Now I am laughing. Every study I have seen done up here usually comes to the conclusion that they need more $ to study longer because they got more questions than answers.
They have been studying salmon for years, yet still have zero idea on what is eating/killing the Kings. The one statement we continue to hear is that is not fresh water, but ocean survival. That statement coupled with the one that "Chilkat Fish are inland feeders", (meaning they stay within the southeast Alaska waters), but they don't attribute the increase in whales, seals, sea lions, improvements in fishing effectiveness and multi million hatchery fish released in the southeast waters as a problem.
We can control one variable- amount of fishing pressure. But we don't.
The more we know, the more we know how little we know.
And scientific studies present more questions than answers - that's just the nature of studying complex natural systems. So yes, more money will be needed to answer these new questions, which will then present more questions, which will then need more money. But the rewards are worth it.
It may also appear that there is conflicting information coming out of these studies, but let's take Chinook salmon as example using some very, very rough numbers:
A female lays 5,000 eggs on average (varies by female weight and can be as much as 10,000 or more).
The egg to smolting survival is about 7% (varies by stock/stream, water temperature/flow, density of spawners, weather, etc.)
Smolt to adult returning survival is about 2% (well it used to be, but now it's less than 1% for some stocks and is dependent on lots and lots of factors).
There are a number of studies that look at various causes of mortality at every life stage, and sometimes the answers may appear conflicting because many factors are interacting in ways that are hard to predict.
For example, increased fresh water temperature increases metabolic rates and growth of the fry but if there is little food, then their mortality increases, otherwise with sufficient food, they grow bigger, increasing their survival.
Then there are predator-prey interactions - and answers to questions such as what happened to the herring? What is the effect of changing prey field on Chinook salmon survival?

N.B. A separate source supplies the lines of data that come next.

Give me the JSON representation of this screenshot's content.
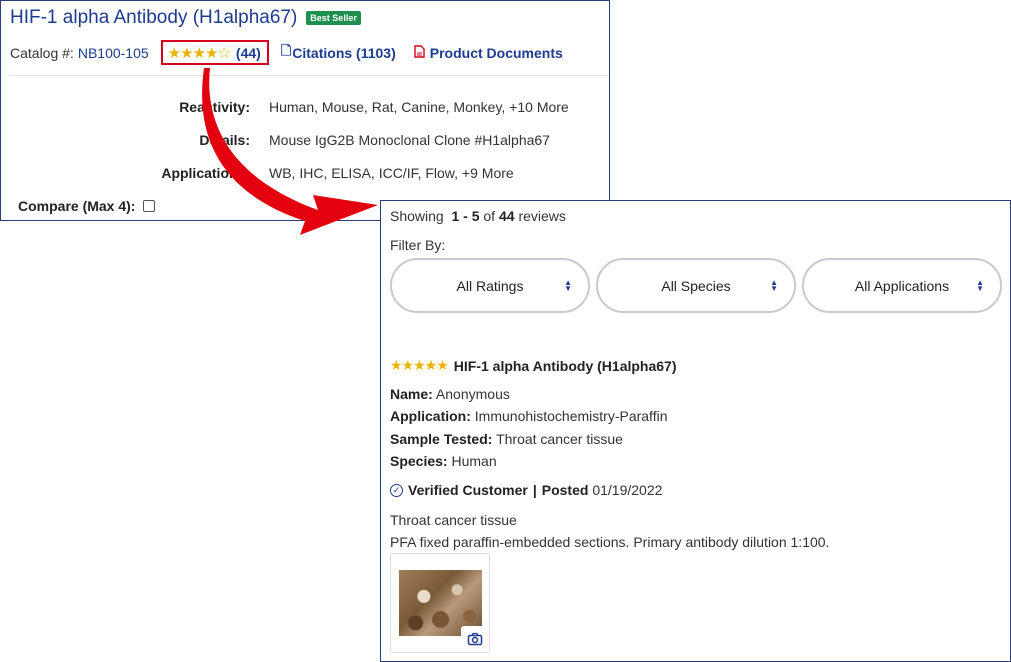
{
  "product": {
    "title": "HIF-1 alpha Antibody (H1alpha67)",
    "badge": "Best Seller",
    "catalog_label": "Catalog #:",
    "catalog_number": "NB100-105",
    "rating_stars": "★★★★☆",
    "rating_count": "(44)",
    "citations_label": "Citations (1103)",
    "documents_label": "Product Documents",
    "specs": [
      {
        "label": "Reactivity:",
        "value": "Human, Mouse, Rat, Canine, Monkey, +10 More"
      },
      {
        "label": "Details:",
        "value": "Mouse IgG2B Monoclonal Clone #H1alpha67"
      },
      {
        "label": "Applications:",
        "value": "WB, IHC, ELISA, ICC/IF, Flow, +9 More"
      }
    ],
    "compare_label": "Compare (Max 4):"
  },
  "reviews": {
    "showing_prefix": "Showing",
    "range": "1 - 5",
    "of": "of",
    "total": "44",
    "suffix": "reviews",
    "filter_by": "Filter By:",
    "filters": [
      "All Ratings",
      "All Species",
      "All Applications"
    ],
    "item": {
      "stars": "★★★★★",
      "title": "HIF-1 alpha Antibody (H1alpha67)",
      "name_label": "Name:",
      "name_value": "Anonymous",
      "application_label": "Application:",
      "application_value": "Immunohistochemistry-Paraffin",
      "sample_label": "Sample Tested:",
      "sample_value": "Throat cancer tissue",
      "species_label": "Species:",
      "species_value": "Human",
      "verified_label": "Verified Customer",
      "posted_label": "Posted",
      "posted_date": "01/19/2022",
      "headline": "Throat cancer tissue",
      "body": "PFA fixed paraffin-embedded sections. Primary antibody dilution 1:100."
    }
  },
  "colors": {
    "link_blue": "#1d3c8f",
    "highlight_red": "#d6001c",
    "star_gold": "#e8b400",
    "badge_green": "#1e8f4e"
  },
  "icons": [
    "citations-icon",
    "pdf-icon",
    "checkbox-icon",
    "caret-icon",
    "verified-check-icon",
    "camera-icon",
    "arrow-annotation"
  ]
}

And then my field of studies - adaptive plasticity and population resilience due to standing genetic variation, meaning if and why some populations are able to adapt better than others. For example, why some Chinook stocks are affected so differently by the recent marine heat waves?
The list is almost endless.
Like you said, we can control amount of fishing pressure, but seeing and understanding the whole picture is not without merit either.